MHB Rules for Finding the Base of a Exponential Function?

[RidiculousName]

I was wondering if anyone could point me to a set of rules for finding the base of an exponential function? I can figure out that the base of $$f(x)=7^x$$ is 7 and the base of $$f(x)=3^{2x}$$ is 9 but even though I know $$f(x)=8^{\frac{4}{3}x}$$ has a base of 16, I don't know how that answer was reached.

 

[MarkFL]

You could write:

$$f(x)=8^{\Large\frac{4}{3}x}=\left(8^{\Large\frac{4}{3}}\right)^x=\left(\left(8^{\Large\frac{1}{3}}\right)^4\right)^x=\left(2^4\right)^x=16^x$$

 

[HOI]

I was wondering if anyone could point me to a set of rules for finding the base of an exponential function? I can figure out that the base of $$f(x)=7^x$$ is 7 and the base of $$f(x)=3^{2x}$$ is 9 but even though I know $$f(x)=8^{\frac{4}{3}x}$$ has a base of 16, I don't know how that answer was reached.

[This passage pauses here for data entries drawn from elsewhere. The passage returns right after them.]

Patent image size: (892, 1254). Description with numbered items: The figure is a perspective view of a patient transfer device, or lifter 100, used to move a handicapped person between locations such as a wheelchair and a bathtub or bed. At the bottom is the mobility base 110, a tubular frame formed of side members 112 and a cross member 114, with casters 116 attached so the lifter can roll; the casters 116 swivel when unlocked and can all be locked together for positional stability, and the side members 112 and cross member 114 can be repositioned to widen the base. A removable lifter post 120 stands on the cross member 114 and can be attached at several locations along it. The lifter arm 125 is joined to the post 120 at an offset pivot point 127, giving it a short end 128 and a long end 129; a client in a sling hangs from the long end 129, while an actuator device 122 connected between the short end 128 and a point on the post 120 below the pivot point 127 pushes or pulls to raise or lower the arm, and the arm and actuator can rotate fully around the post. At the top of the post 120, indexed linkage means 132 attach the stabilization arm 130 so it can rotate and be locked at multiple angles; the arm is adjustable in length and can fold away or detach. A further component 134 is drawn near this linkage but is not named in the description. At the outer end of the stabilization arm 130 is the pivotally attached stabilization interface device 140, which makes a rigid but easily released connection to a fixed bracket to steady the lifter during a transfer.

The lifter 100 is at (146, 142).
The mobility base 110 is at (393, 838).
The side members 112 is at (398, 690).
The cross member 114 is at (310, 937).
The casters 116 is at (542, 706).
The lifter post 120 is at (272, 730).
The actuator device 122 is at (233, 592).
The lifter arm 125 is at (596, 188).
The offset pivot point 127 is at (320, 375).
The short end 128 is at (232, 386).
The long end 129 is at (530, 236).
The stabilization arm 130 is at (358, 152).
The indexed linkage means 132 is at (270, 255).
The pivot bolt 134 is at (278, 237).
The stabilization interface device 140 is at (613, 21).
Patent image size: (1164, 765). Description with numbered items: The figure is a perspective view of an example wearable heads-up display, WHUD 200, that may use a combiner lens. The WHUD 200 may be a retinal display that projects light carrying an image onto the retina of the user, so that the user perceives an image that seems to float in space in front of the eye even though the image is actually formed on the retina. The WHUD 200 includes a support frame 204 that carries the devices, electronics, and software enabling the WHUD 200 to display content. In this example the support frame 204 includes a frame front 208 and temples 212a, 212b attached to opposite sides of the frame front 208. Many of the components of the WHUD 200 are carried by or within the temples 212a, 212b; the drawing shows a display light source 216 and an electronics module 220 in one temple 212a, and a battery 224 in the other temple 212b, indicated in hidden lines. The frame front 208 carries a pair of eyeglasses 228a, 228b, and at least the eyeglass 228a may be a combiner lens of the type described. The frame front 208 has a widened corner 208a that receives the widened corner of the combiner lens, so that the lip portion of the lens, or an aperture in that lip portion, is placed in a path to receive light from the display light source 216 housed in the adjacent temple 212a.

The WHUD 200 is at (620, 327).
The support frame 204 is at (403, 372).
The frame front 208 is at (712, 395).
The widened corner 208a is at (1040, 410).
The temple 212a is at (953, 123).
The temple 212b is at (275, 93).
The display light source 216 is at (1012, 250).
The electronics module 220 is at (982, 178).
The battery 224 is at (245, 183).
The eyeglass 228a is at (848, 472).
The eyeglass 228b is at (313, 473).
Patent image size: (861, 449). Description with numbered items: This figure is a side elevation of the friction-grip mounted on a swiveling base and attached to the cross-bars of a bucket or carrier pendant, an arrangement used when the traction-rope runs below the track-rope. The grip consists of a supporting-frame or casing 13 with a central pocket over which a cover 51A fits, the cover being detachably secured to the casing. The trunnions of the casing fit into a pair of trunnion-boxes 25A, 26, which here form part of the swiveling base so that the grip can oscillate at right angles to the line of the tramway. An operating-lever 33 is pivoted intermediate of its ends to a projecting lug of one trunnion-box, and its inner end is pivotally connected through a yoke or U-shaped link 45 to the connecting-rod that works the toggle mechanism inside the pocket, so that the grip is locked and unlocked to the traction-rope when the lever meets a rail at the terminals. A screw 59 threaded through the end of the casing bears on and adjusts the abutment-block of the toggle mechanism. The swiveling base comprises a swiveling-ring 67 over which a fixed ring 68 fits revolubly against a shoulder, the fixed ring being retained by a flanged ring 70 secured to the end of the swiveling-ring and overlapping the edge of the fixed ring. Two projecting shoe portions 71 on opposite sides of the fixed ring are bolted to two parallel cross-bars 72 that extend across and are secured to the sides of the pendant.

Actually, the base of [math]3^{2x}[/math] is 3! Of course that is the equal to [math](3^2)^x= 9^x[/math] which base 9. [math]f(x)= 8^{\frac{4}{3}ax}[/math] has base 8. Using the "laws of exponents", [math]8^{4/3}= (8^{1/3})^4[/math] and, since [math]2^3= 8[/math], [math]8^{1/3}= 2[/math] so [math]8^{4/3}= 2^4= 16[/math] so that [math]8^{\frac{4}{3}x}= 16^x[/math].

But, again, I would say that the bases have changed. The base in [math]8^{\frac{4}{3}x}[/math] is 8 and the base in [math]16^x[/math] is 16.